Mourners remember ex-Sen. Nancy Schaefer

By The Associated Press
TOCCOA - A former Georgia senator who was killed by her husband before he took his own life was remembered Wednesday as a tireless advocate and pioneer for families and children.

The hundreds who gathered to mourn Nancy and Bruce Schaefer at Ebenezer Baptist Church in Toccoa were told to remember not how they died, but how they lived as a devoted couple who were loving parents and grandparents, committed to serving others.

Nancy Schaefer, 73, was shot to death last week by her husband, Bruce Schaefer, 74, who then killed himself.

Schaefer represented a northeast Georgia district in the state Senate and served two terms. A resident of Atlanta for more than three decades, she was a former candidate for mayor of the capital and was also GOP nominee for lieutenant governor in 1994.

In 1986, Schaefer founded a nonprofit foundation, Family Concerns Inc., which opposed abortion and advocated the display of the Ten Commandments in public buildings.
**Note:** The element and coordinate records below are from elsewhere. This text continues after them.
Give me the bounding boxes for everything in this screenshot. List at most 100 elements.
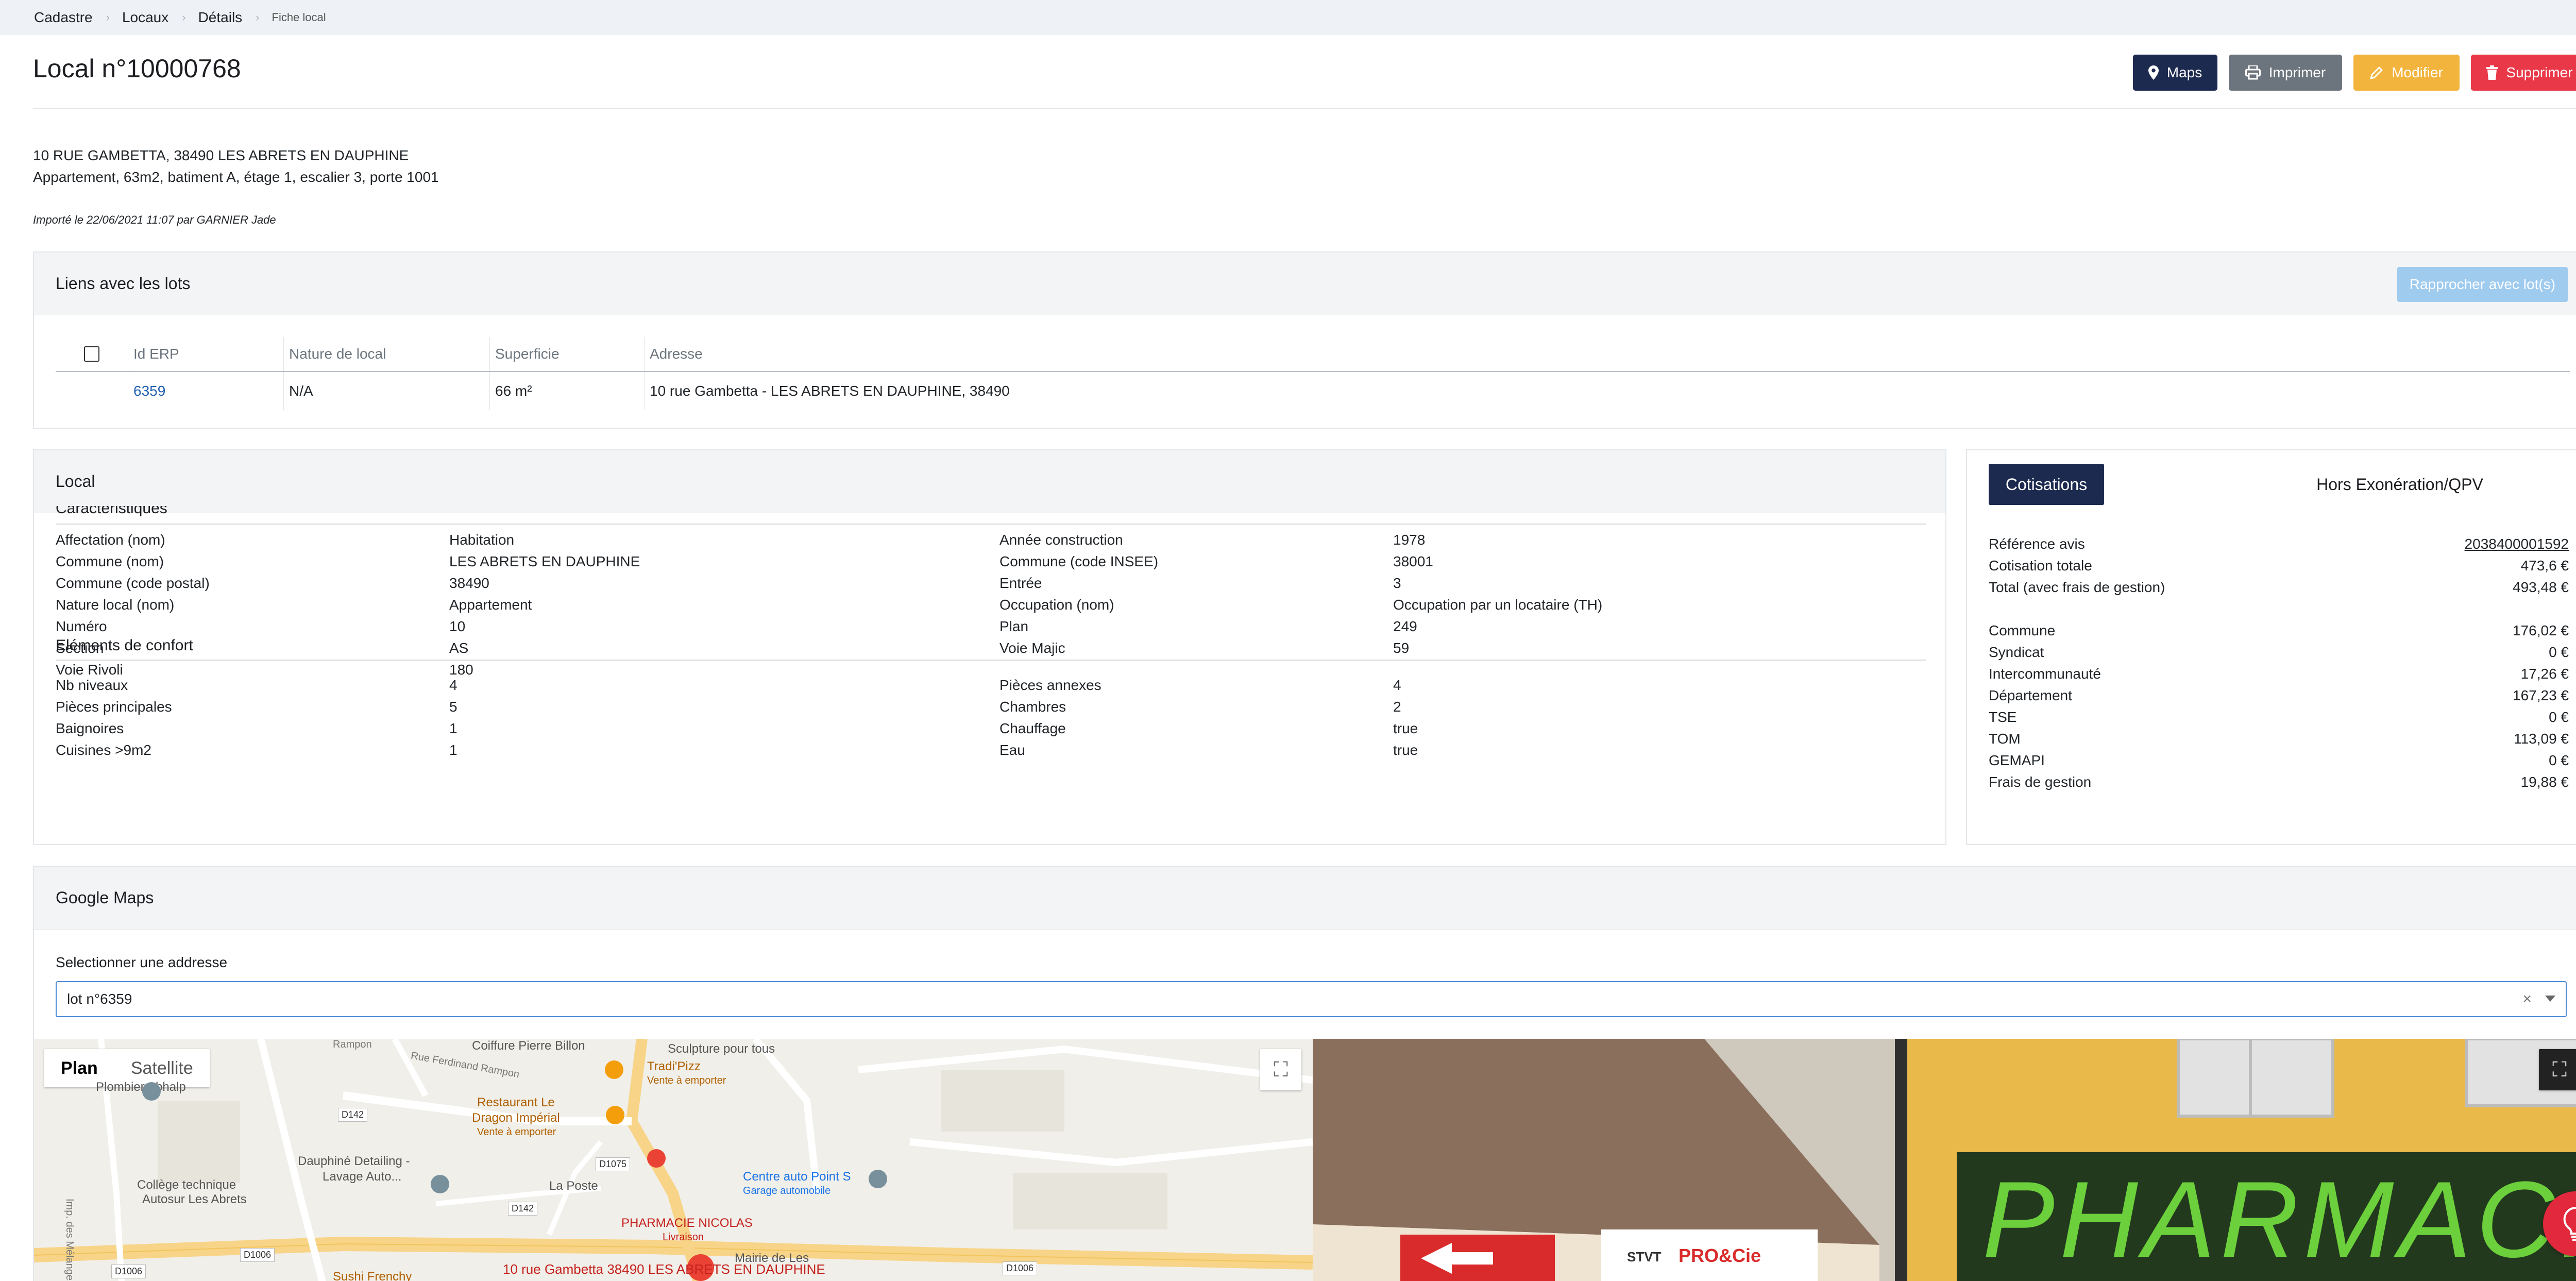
action-toolbar: Maps Imprimer Modifier Supprimer [2133,55,2576,91]
field-value: 4 [449,677,457,693]
google-map[interactable]: Plan Satellite ⛶ Coiffure Pierre Billon … [34,1039,1313,1281]
field-label: Année construction [999,532,1123,548]
cotisation-value: 113,09 € [2514,731,2569,747]
column-header-superficie[interactable]: Superficie [489,337,644,371]
tab-cotisations[interactable]: Cotisations [1989,464,2104,505]
field-value: 5 [449,699,457,715]
cotisations-card: Cotisations Hors Exonération/QPV Référen… [1966,449,2576,845]
cotisation-label: Frais de gestion [1989,774,2092,790]
chevron-right-icon: › [256,11,260,24]
maps-button[interactable]: Maps [2133,55,2217,91]
field-value: 180 [449,662,473,678]
map-label: Rampon [333,1039,372,1050]
chevron-down-icon[interactable] [2545,996,2555,1002]
field-value: 38001 [1393,553,1433,569]
shop-pin-icon[interactable] [647,1149,666,1168]
clear-icon[interactable]: × [2522,990,2532,1008]
title-divider [33,108,2576,109]
road-badge: D142 [508,1202,538,1216]
chevron-right-icon: › [106,11,110,24]
tab-hors-exoneration[interactable]: Hors Exonération/QPV [2292,464,2508,505]
cotisation-label: TSE [1989,709,2017,725]
street-view-fullscreen-icon[interactable]: ⛶ [2539,1049,2576,1090]
cotisation-label: Intercommunauté [1989,666,2101,682]
cotisation-value: 0 € [2549,709,2569,725]
address-select[interactable]: lot n°6359 × [56,981,2567,1017]
trash-icon [2486,65,2498,80]
field-value: 10 [449,618,466,634]
column-header-nature[interactable]: Nature de local [283,337,489,371]
column-header-id-erp[interactable]: Id ERP [128,337,283,371]
breadcrumb-item-details[interactable]: Détails [198,9,243,26]
road-badge: D1006 [1003,1261,1038,1275]
edit-button[interactable]: Modifier [2353,55,2460,91]
delete-button[interactable]: Supprimer [2471,55,2576,91]
cotisation-value[interactable]: 2038400001592 [2465,536,2569,552]
field-value: 1 [449,742,457,758]
field-label: Occupation (nom) [999,597,1114,613]
local-description: Appartement, 63m2, batiment A, étage 1, … [33,169,439,185]
lots-card: Liens avec les lots Rapprocher avec lot(… [33,251,2576,429]
cotisation-value: 493,48 € [2513,579,2569,595]
cotisation-value: 473,6 € [2520,558,2569,574]
caracteristiques-title: Caractéristiques [56,506,1926,525]
rapprocher-button[interactable]: Rapprocher avec lot(s) [2397,267,2568,302]
field-label: Voie Rivoli [56,662,123,678]
cotisation-label: Total (avec frais de gestion) [1989,579,2165,595]
cotisation-label: Syndicat [1989,644,2044,660]
cotisation-value: 167,23 € [2513,687,2569,703]
address-select-value: lot n°6359 [67,991,132,1007]
cotisation-value: 17,26 € [2520,666,2569,682]
map-label: Imp. des Mélanges [64,1199,75,1281]
restaurant-pin-icon[interactable] [605,1060,623,1079]
map-label: Collège technique [137,1178,236,1192]
map-label: Dragon Impérial [472,1111,560,1125]
cotisation-value: 19,88 € [2520,774,2569,790]
field-label: Plan [999,618,1029,634]
google-maps-title: Google Maps [34,867,2576,930]
field-label: Affectation (nom) [56,532,165,548]
lots-card-title: Liens avec les lots [34,252,2576,315]
map-label: Dauphiné Detailing - [298,1154,410,1168]
field-label: Commune (nom) [56,553,164,569]
import-info: Importé le 22/06/2021 11:07 par GARNIER … [33,213,276,226]
lightbulb-icon [2563,1206,2576,1241]
cotisation-value: 176,02 € [2513,622,2569,638]
local-address: 10 RUE GAMBETTA, 38490 LES ABRETS EN DAU… [33,147,409,163]
service-pin-icon[interactable] [869,1170,887,1188]
service-pin-icon[interactable] [142,1082,161,1101]
column-header-adresse[interactable]: Adresse [644,337,2570,371]
field-label: Pièces principales [56,699,172,715]
select-all-checkbox[interactable] [84,346,99,362]
field-value: true [1393,742,1418,758]
lot-id-link[interactable]: 6359 [128,372,283,410]
breadcrumb: Cadastre › Locaux › Détails › Fiche loca… [0,0,2576,35]
road-badge: D1006 [111,1265,146,1278]
street-view-sign: PHARMACI [1982,1159,2576,1280]
print-button[interactable]: Imprimer [2229,55,2342,91]
print-button-label: Imprimer [2268,64,2326,80]
cotisation-row: Département 167,23 € [1989,687,2569,704]
delete-button-label: Supprimer [2506,64,2573,80]
field-label: Cuisines >9m2 [56,742,151,758]
cotisation-row: GEMAPI 0 € [1989,752,2569,769]
street-view-shop: PRO&Cie [1679,1245,1761,1266]
field-value: 1 [449,720,457,736]
breadcrumb-item-locaux[interactable]: Locaux [122,9,168,26]
map-label: Vente à emporter [647,1075,726,1086]
map-label: Livraison [663,1232,704,1243]
cotisation-row: Commune 176,02 € [1989,622,2569,639]
breadcrumb-item-cadastre[interactable]: Cadastre [34,9,93,26]
table-row: 6359 N/A 66 m² 10 rue Gambetta - LES ABR… [56,372,2570,410]
map-fullscreen-icon[interactable]: ⛶ [1260,1049,1301,1090]
cotisation-row: TSE 0 € [1989,709,2569,726]
field-value: true [1393,720,1418,736]
breadcrumb-item-current: Fiche local [272,11,326,24]
street-view[interactable]: PHARMACI PRO&Cie STVT ⛶ [1313,1039,2576,1281]
cotisation-row: Cotisation totale 473,6 € [1989,558,2569,574]
service-pin-icon[interactable] [431,1175,449,1193]
page-title: Local n°10000768 [33,54,241,83]
cotisation-row: Syndicat 0 € [1989,644,2569,661]
map-label: Garage automobile [743,1185,831,1196]
restaurant-pin-icon[interactable] [606,1106,624,1124]
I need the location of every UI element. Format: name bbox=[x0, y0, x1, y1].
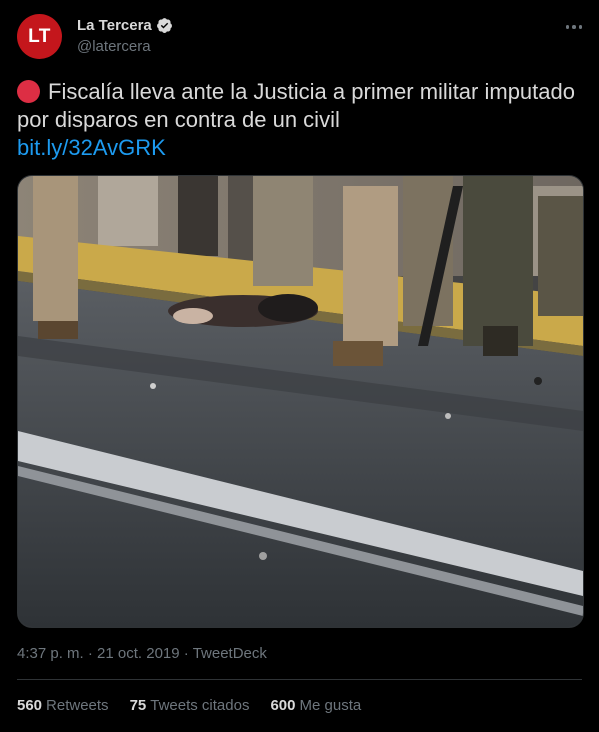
video-frame bbox=[18, 176, 583, 627]
more-options-icon[interactable] bbox=[563, 16, 585, 38]
quotes-label: Tweets citados bbox=[150, 697, 250, 714]
avatar-text: LT bbox=[28, 25, 51, 47]
video-media[interactable] bbox=[17, 175, 584, 628]
meta-separator: · bbox=[87, 645, 93, 662]
tweet-time[interactable]: 4:37 p. m. bbox=[17, 645, 84, 662]
retweets-label: Retweets bbox=[46, 697, 109, 714]
tweet-stats: 560 Retweets 75 Tweets citados 600 Me gusta bbox=[17, 697, 382, 714]
avatar[interactable]: LT bbox=[17, 14, 62, 59]
meta-separator: · bbox=[183, 645, 189, 662]
tweet: LT La Tercera @latercera Fiscalía lleva … bbox=[0, 0, 599, 732]
tweet-link[interactable]: bit.ly/32AvGRK bbox=[17, 135, 166, 160]
tweet-body: Fiscalía lleva ante la Justicia a primer… bbox=[17, 79, 575, 132]
tweet-source[interactable]: TweetDeck bbox=[193, 645, 267, 662]
tweet-date[interactable]: 21 oct. 2019 bbox=[97, 645, 180, 662]
author-name[interactable]: La Tercera bbox=[77, 17, 152, 34]
tweet-text: Fiscalía lleva ante la Justicia a primer… bbox=[17, 78, 582, 162]
likes-label: Me gusta bbox=[299, 697, 362, 714]
verified-badge-icon bbox=[156, 18, 172, 33]
quotes-count: 75 bbox=[129, 697, 147, 714]
divider bbox=[17, 679, 582, 680]
tweet-meta: 4:37 p. m. · 21 oct. 2019 · TweetDeck bbox=[17, 645, 267, 662]
retweets-count: 560 bbox=[17, 697, 43, 714]
red-circle-icon bbox=[17, 80, 40, 103]
author-name-row[interactable]: La Tercera bbox=[77, 17, 173, 34]
author-handle[interactable]: @latercera bbox=[77, 38, 151, 55]
retweets-stat[interactable]: 560 Retweets bbox=[17, 697, 109, 714]
quotes-stat[interactable]: 75 Tweets citados bbox=[130, 697, 250, 714]
likes-count: 600 bbox=[270, 697, 296, 714]
likes-stat[interactable]: 600 Me gusta bbox=[270, 697, 361, 714]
Ralph Reed, former head of the Christian Coalition, met Schaefer in the 1980s, worked with her in politics and was among the attendees at Wednesday's funeral.

"Nancy was a great woman who was a pioneer in the pro-family movement," Reed said. "Her impact was felt far beyond the borders of Georgia."

Many of her one-time Senate colleagues also attended Wednesday's funeral service. It was cast as "a new beginning" on the funeral program, which bore a picture of the smiling couple in happier times on the front cover and a collage of family memories on the back cover.

The Schaefers' pastor, the Rev. Andy Childs of Ebenezer Baptist Church, recalled a loving couple whose marriage of more than five decades had been overshadowed by the horror of last week's events. Much of his address during the one-hour ceremony also attempted to sort through the mourners' feeling of shock and loss, to offer solace amid feelings of anger and grief and to shift the focus to the exemplary life of Nancy Schaefer.

"She wasn't driven by the culture, but by her conviction," Childs said. "There were many times that Nancy Schaefer's voice was a lone voice. She was willing to speak the truth when the truth was uncomfortable."

Motivational preacher Kay Arthur of Precept Ministries International of Chattanooga, Tenn., who delivered Nancy Schaefer's eulogy, called her a woman of beauty and faith who took a stand for families.

"They didn't go the way we wanted them to go," Arthur told the grieving family. "They didn't go the way we expected them to go. This is a hard day to understand."